[4] Melanjutkan Hidup

1 1 0
                                    

Tolong berikan alasan untukku terus melanjutkan hidup yang sudah seperti neraka. Tak ada bahagia, tawa, haru, bahkan sekedar apresiasi. Apa arti hidup jika segalnya terasa menyakitkan bahkan tak ada sisa.

Bukankah tuhan memberi cobaan sesuai dengan kemampuan manusia?

Lalu, batas seperti apa yang ia berikan kepadaku sehingga semua ini terus mengalir?

Tak adakah sedikit kebahagiaan yang tercipta untukku?

Mengapa hanya luka, dan luka yang terus hadir pada alur hidupku.

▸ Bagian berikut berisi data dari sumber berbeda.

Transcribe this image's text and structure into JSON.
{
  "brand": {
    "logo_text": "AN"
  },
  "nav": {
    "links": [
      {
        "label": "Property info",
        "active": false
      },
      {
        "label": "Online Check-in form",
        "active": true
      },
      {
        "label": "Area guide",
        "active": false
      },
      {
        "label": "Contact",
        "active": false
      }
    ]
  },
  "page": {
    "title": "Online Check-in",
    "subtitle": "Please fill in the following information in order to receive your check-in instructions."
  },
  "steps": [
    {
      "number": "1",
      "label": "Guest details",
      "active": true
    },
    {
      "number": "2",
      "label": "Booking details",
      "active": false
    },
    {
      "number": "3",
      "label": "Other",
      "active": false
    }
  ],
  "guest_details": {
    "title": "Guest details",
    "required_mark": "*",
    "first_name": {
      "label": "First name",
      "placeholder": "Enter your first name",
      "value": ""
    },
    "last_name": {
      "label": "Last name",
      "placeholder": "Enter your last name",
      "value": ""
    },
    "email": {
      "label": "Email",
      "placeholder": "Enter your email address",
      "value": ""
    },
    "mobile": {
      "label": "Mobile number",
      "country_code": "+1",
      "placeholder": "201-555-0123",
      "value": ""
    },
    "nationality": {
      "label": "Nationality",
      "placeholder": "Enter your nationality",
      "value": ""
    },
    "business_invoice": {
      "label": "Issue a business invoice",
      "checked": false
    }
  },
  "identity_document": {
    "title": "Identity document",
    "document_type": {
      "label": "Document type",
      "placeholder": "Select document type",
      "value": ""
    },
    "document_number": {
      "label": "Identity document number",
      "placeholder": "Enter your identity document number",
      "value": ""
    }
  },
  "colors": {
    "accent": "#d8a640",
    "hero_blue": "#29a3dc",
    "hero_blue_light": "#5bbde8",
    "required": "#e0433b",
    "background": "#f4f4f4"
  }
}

Benar adanya, jika yang namanya luka tidak mungkin dapat sembuh seperti sedia kala. Adanya obat hanyalah sebagai pereda nyeri yang menyamarkan rasa sakit sehingga perlahan memudar.

Hilang, bukan berarti tak meninggalkan bekas. Begitu juga dengan rasa sakit.

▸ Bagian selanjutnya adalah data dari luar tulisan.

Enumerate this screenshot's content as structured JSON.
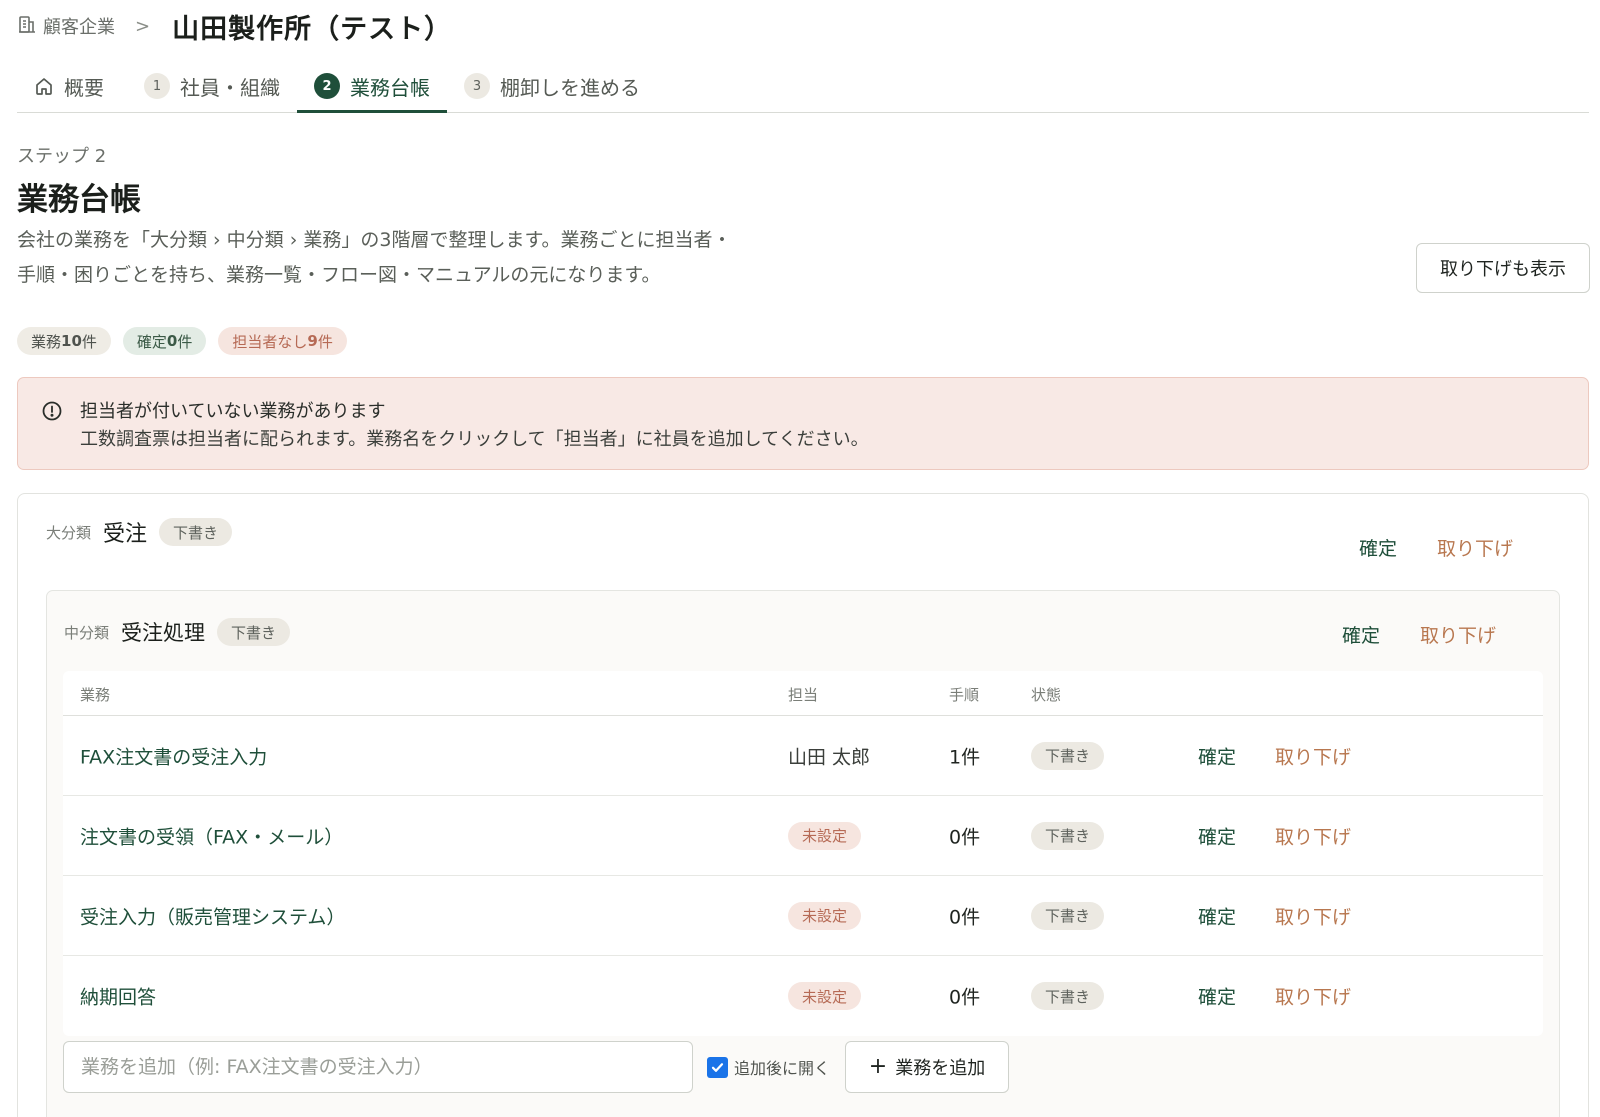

“I-ibu hiks,” dengan air mata yang masih terus mengalir Luna berusaha membantu sang Ibu bangkit dari posisi tidurnya.

Setelah berhasil mendudukkan dan bersandar pada dinding, Luna tak kuasa menahan air matanya yang terus mendobrak untuk terus keluar, “u-udah jang-ngan nangis lagi, nanti cantiknya ilang,” ujar Hilya sambil menghapus air mata yang terus mengalir di pipi Luna.
“Luna takut Bu, Luna takut hiks,” Luna meremas ujung baju sang Ibu.

“Ibu di sini sama Luna, Luna gak perlu takut.” Hilya mengelus surai rambut sang anak.

“Kita kenapa gak pergi aja dari sini sih Bu, Luna udah gak perduli lagi sama Ayah. Luna cuma butuh Ibu aja. Luna mau hidup berdua aja sama Ibu. Luna gak butuh siapa pun lagi Bu.”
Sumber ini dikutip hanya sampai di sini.